Pour certains gouvernants, la peur de la mort ne conduit pas à aimer davantage la vie, mais à vouloir la contrôler. L’obsession de laisser une trace, d’inscrire son nom dans l’Histoire, supplante toute réflexion sur le sens réel de cette empreinte. Peu importe qu’elle soit bâtie sur la paix ou sur les ruines, pourvu qu’elle existe. La postérité devient un substitut à l’éternité perdue. Il faut pourtant reconnaître une vérité plus inconfortable : vieillir ne rend pas nécessairement plus sage. Les recherches en psychologie cognitive confirment que l’âge amplifie ce qui est déjà là, approfondissant la compréhension chez un esprit ouvert, durcissant les certitudes chez un esprit rigide, renforçant les réflexes de domination chez un être animé par la peur. Or, nombre de gouvernants ont construit leur trajectoire sur la compétition, la conquête et la victoire sur autrui. Ils n’ont jamais appris à servir, seulement à gagner. À cette rigidité intérieure s’ajoute une déconnexion profonde du réel : entourés de courtisans, protégés des conséquences directes de leurs décisions, ces dirigeants ne perçoivent plus la souffrance qu’ils engendrent. La mort devient une abstraction, celle des autres. Tant que la leur reste invisible, médicalement repoussée, symboliquement niée, ils continuent d’agir comme si le temps leur appartenait encore, portés, tolérés, parfois adulés par des systèmes politiques qui valorisent la force, la stabilité apparente et l’illusion du contrôle. Car ces gouvernants ne surgissent pas du néant : nous leur confions le pouvoir parce qu’ils promettent la sécurité, et lorsqu’ils vieillissent, nous continuons à leur déléguer notre responsabilité morale, par crainte du changement ou du vide.
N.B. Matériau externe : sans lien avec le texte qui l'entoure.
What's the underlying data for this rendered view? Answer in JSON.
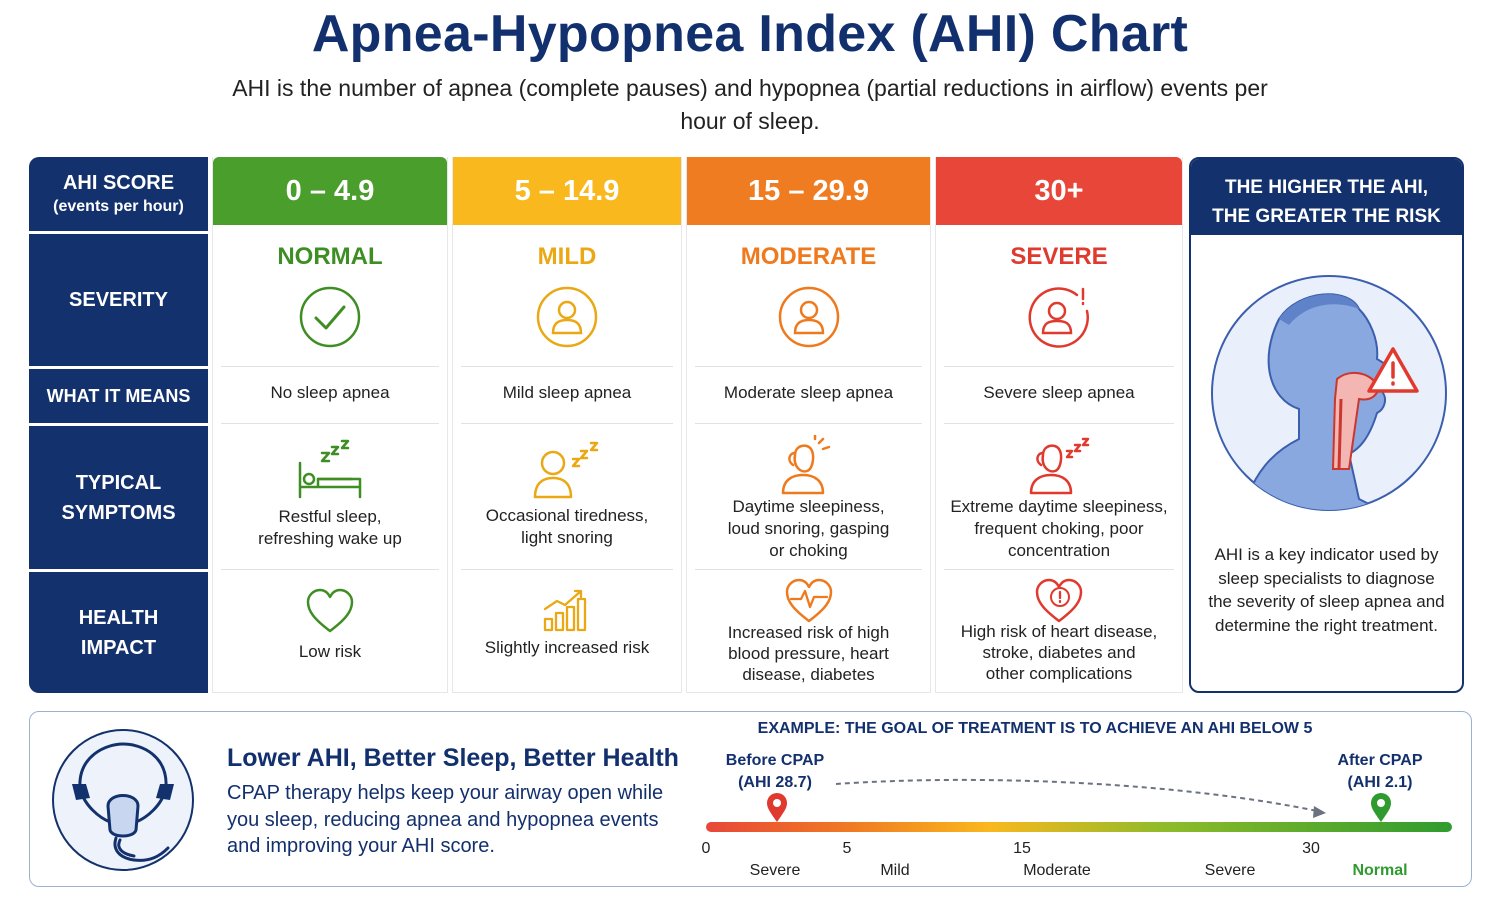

La véritable question n’est donc pas seulement pourquoi ils n’œuvrent pas pour le bien, mais pourquoi nos sociétés persistent à confier leur avenir à des hommes et des femmes qui n’ont plus rien à perdre, et trop peu à transmettre. Un monde gouverné par la peur de mourir est un monde dangereux. Un monde guidé par le souci de la vie suppose, au contraire, le courage du renoncement, du passage de relais, de la transmission. Œuvrer pour le bien exige une lucidité intérieure, une capacité à accepter sa finitude et à reconnaître que le pouvoir n’est qu’un prêt, jamais une propriété. Tant que les gouvernants confondront leur survie symbolique avec l’intérêt collectif, ils continueront de choisir la destruction plutôt que la vie.

Et peut-être est-ce là notre responsabilité ultime : exiger des dirigeants non pas qu’ils soient forts, mais qu’ils soient conscients. Conscients du temps qui passe. Conscients des vies qu’ils engagent. Conscients que la grandeur d’un être humain ne se mesure pas à ce qu’il conquiert, mais à ce qu’il protège avant de disparaître.